Ken, So wonderful I could bring you down the road of memories. Yes in this modern data world, things like this is like touch from a distant time. Perhaps only the watch, the compass and the ruler is what the young will know about. Smiles. Before the Xerox machine and the PC this was a natural way to resize. Actually I never learned the slide rule only seen some of my old teachers show of with them. If you had become an architect you would never had had that beautiful shop, since you would have earned to little and worked too much to have the time, lol.
JJohnston, that is truly a compliment, thank you. ;-)
Lew, at some point we become happy that we even can remember. Smiles.
Jim, I actually have a small metal lathe Emco unimat and a ton of tools for it… But I never had the time to get really into the game and know no one that can help me get started. Last time I used it I burned the one motor, since I did not know you could not just keep running… I will try and save money for a electronic controlled motor that can run non stop.








Wayne, bless you.
Mike, I can imagine this one will actually be fun for kids, that they will be fascinated to see their drawings grow like this. Like a time capsule. It is both small projects that can be made quite easy. Metal parts can also be replaced with wood.
Andy, it is running quite smooth I put washers in between to make that happen. But the wood strips made of metal and ball bearings would make it even better, but then no fun for a wood junkie.
Serge, yes I still keep going as a old steam engine. Even I do not have as much time as I would love to.
Topa, thank you. ;-)
Roger, Big warm smile here.
Best thoughts to you all,
Mads


----------



## phtaylor36 (Jun 13, 2011)

mafe said:


> *Pantograph for drawing (with drawings and manual).*
> 
> *Pantograph for drawing*
> with drawings and manual.
> ...


Mads, this is an amazing project.
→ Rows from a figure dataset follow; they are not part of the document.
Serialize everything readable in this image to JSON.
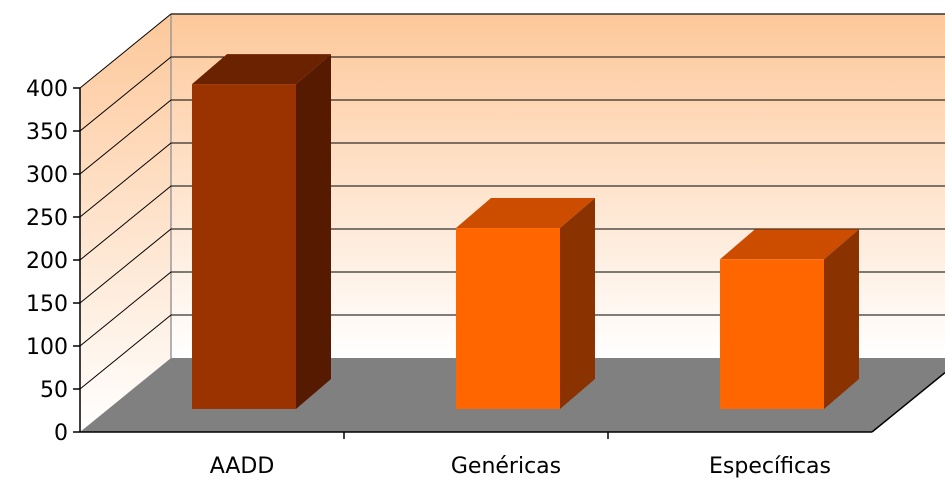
{
  "chart_data": {
    "type": "bar",
    "categories": [
      "AADD",
      "Genéricas",
      "Específicas"
    ],
    "values": [
      395,
      220,
      182
    ],
    "title": "",
    "xlabel": "",
    "ylabel": "",
    "ylim": [
      0,
      400
    ],
    "yticks": [
      0,
      50,
      100,
      150,
      200,
      250,
      300,
      350,
      400
    ],
    "grid": true,
    "legend": "none",
    "three_d": true
  },
  "colors": {
    "bar_front": [
      "#9a3300",
      "#ff6600",
      "#ff6600"
    ],
    "bar_top": [
      "#6a2200",
      "#cc4c00",
      "#cc4c00"
    ],
    "bar_side": [
      "#551a00",
      "#8a3300",
      "#8a3300"
    ],
    "floor": "#808080",
    "wall_top": "#fdc89a",
    "wall_bottom": "#ffffff",
    "gridline": "#000000"
  }
}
You never cease to amaze! Now that I have almost completed my drafting table I will have to make one…


----------



## mafe (Dec 10, 2009)

mafe said:


> *Pantograph for drawing (with drawings and manual).*
> 
> *Pantograph for drawing*
> with drawings and manual.
> ...


Philip, sounds like a good plan.
You will have hours of fun after and before.
Best thoughts,
Mads


----------



## Abejr (Oct 25, 2020)

mafe said:


> *Pantograph for drawing (with drawings and manual).*
> 
> *Pantograph for drawing*
> with drawings and manual.
> ...


Hi Sir! I can't access the plan photo in my android device. Wasn't sure if the site had moved or not working anymore. Can you help me please. I was a newbie here.


----------



## mafe (Dec 10, 2009)

mafe said:


> *Pantograph for drawing (with drawings and manual).*
> 
> *Pantograph for drawing*
> with drawings and manual.
> ...


Hi Abejr.
The links work, so perhaps you need a computer to get them…
Hope it helps.
Best thoughts,
Mads


----------



## Abejr (Oct 25, 2020)

mafe said:


> *Pantograph for drawing (with drawings and manual).*
> 
> *Pantograph for drawing*
> with drawings and manual.
> ...


Hi Sir Mafe, thank you for assisting. The issue is now been resolved. Reason why i wasn't able to view it was the data connection. Just now i tried it via WiFi at home, it worked like a charm! Thank you so much! I will browse your other projects, especially how to make one of those old man pipes. I'm your big fan! Cheers!


----------



## mafe (Dec 10, 2009)

mafe said:


> *Pantograph for drawing (with drawings and manual).*
> 
> *Pantograph for drawing*
> with drawings and manual.
> ...


Hi Abejr,
Happy to hear you solved the problem.
Thank you for your kind words.
Big smile,
Mads


----------